‘A wonderful and potentially life-altering way to encounter the wisdom of the Stoics, A Handbook for New Stoics provides readers with structured lessons and exercises to explore Stoic philosophy alongside the lives they, themselves, are living’ – Professor William B. Irvine, author of A Guide to the Good Life
A Handbook for New Stoics
In a world that’s increasingly uncertain, how can we lead a good life?
We live in a modern society characterized by breathtaking scientific discoveries and technological innovations. Yet despite improvements in our material lives, we are an anxious species – faced with impending political, environmental and economic disaster, we can’t help but worry even as we lead lives of relative comfort and ease.
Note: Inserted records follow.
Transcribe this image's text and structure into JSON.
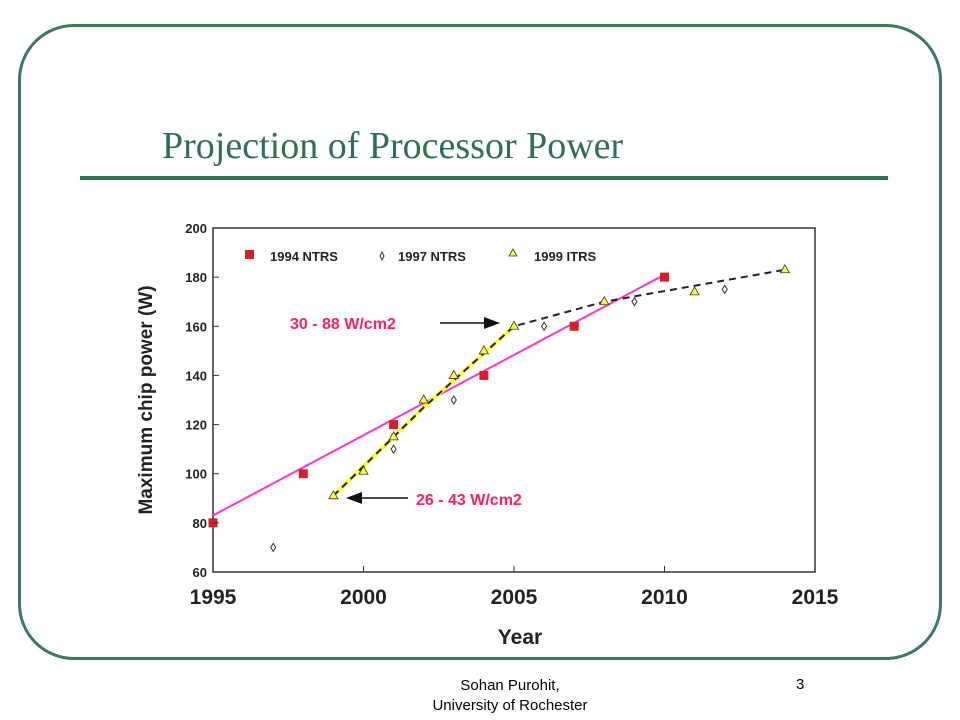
{
  "slide": {
    "title": "Projection of Processor Power",
    "footer_author_line1": "Sohan Purohit,",
    "footer_author_line2": "University of Rochester",
    "page_number": "3"
  },
  "colors": {
    "frame": "#3c7a5e",
    "title": "#2f6f52",
    "ntrs_1994": "#d4202a",
    "trend_1994": "#ff33cc",
    "ntrs_1997": "#333333",
    "itrs_1999": "#ffff33",
    "annotation": "#ff1f5a"
  },
  "chart_data": {
    "type": "scatter",
    "title": "",
    "xlabel": "Year",
    "ylabel": "Maximum chip power (W)",
    "xlim": [
      1995,
      2015
    ],
    "ylim": [
      60,
      200
    ],
    "x_ticks": [
      "1995",
      "2000",
      "2005",
      "2010",
      "2015"
    ],
    "y_ticks": [
      "60",
      "80",
      "100",
      "120",
      "140",
      "160",
      "180",
      "200"
    ],
    "grid": false,
    "legend_position": "top",
    "series": [
      {
        "name": "1994 NTRS",
        "marker": "square",
        "color": "#d4202a",
        "points": [
          [
            1995,
            80
          ],
          [
            1998,
            100
          ],
          [
            2001,
            120
          ],
          [
            2004,
            140
          ],
          [
            2007,
            160
          ],
          [
            2010,
            180
          ]
        ],
        "trendline": [
          [
            1995,
            83
          ],
          [
            2010,
            181
          ]
        ]
      },
      {
        "name": "1997 NTRS",
        "marker": "diamond",
        "color": "#333333",
        "points": [
          [
            1997,
            70
          ],
          [
            2001,
            110
          ],
          [
            2003,
            130
          ],
          [
            2006,
            160
          ],
          [
            2009,
            170
          ],
          [
            2012,
            175
          ]
        ],
        "trendline": [
          [
            1999,
            91
          ],
          [
            2002,
            127
          ],
          [
            2005,
            160
          ],
          [
            2008,
            170
          ],
          [
            2014,
            183
          ]
        ]
      },
      {
        "name": "1999 ITRS",
        "marker": "triangle",
        "color": "#ffff33",
        "points": [
          [
            1999,
            91
          ],
          [
            2000,
            101
          ],
          [
            2001,
            115
          ],
          [
            2002,
            130
          ],
          [
            2003,
            140
          ],
          [
            2004,
            150
          ],
          [
            2005,
            160
          ],
          [
            2008,
            170
          ],
          [
            2011,
            174
          ],
          [
            2014,
            183
          ]
        ]
      }
    ],
    "annotations": [
      {
        "text": "30 - 88 W/cm2",
        "points_to": [
          2005,
          160
        ]
      },
      {
        "text": "26 - 43 W/cm2",
        "points_to": [
          1999,
          91
        ]
      }
    ]
  }
}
In this accessible guide, philosophers and Stoic practitioners Massimo Pigliucci and Gregory Lopez locate an answer in the ancient philosophy of Stoicism. Stoicism is a pragmatic philosophy that teaches us to focus our attention on what is possible and give us perspective on what is unimportant. Many of our modern woes can be traced to our lack of ability to understand what we can truly control. In A Handbook for New Stoics the authors offer an introduction to the philosophical underpinnings of Stoicism through a yearlong programme of 52 weekly exercises that train us to master this idea of the dichotomy of control, as well as the disciplines of desire, action and assent.
The exercises teach us how to grapple with such topics as:
Control – Stoicism helps us discern things that are and are not under our control, internalize the idea of internal goals versus external objectives and apply this principle in our everyday lives;
Fear of disaster – by mentally rehearsing the possibility that whatever we put our minds to in a given day may go wrong, we can learn to cultivate resilience and gratitude;
Death – we should not focus on the end and when it may come, but rather on whatever span we are allotted and how to make the best use of it;
Self-improvement – Stoicism is a philosophy of self-improvement, in the best sense. If you want to make the world a better place, stop criticizing others and set the example.
According to Stoicism, our judgments about what’s worthwhile in life are ultimately the only thing under our control. This, in turn, shapes our character and can make us better people. A Handbook for New Stoics is an essential guide for practicing Stoicism, with the goal not only of improving oneself but also of creating a more just world.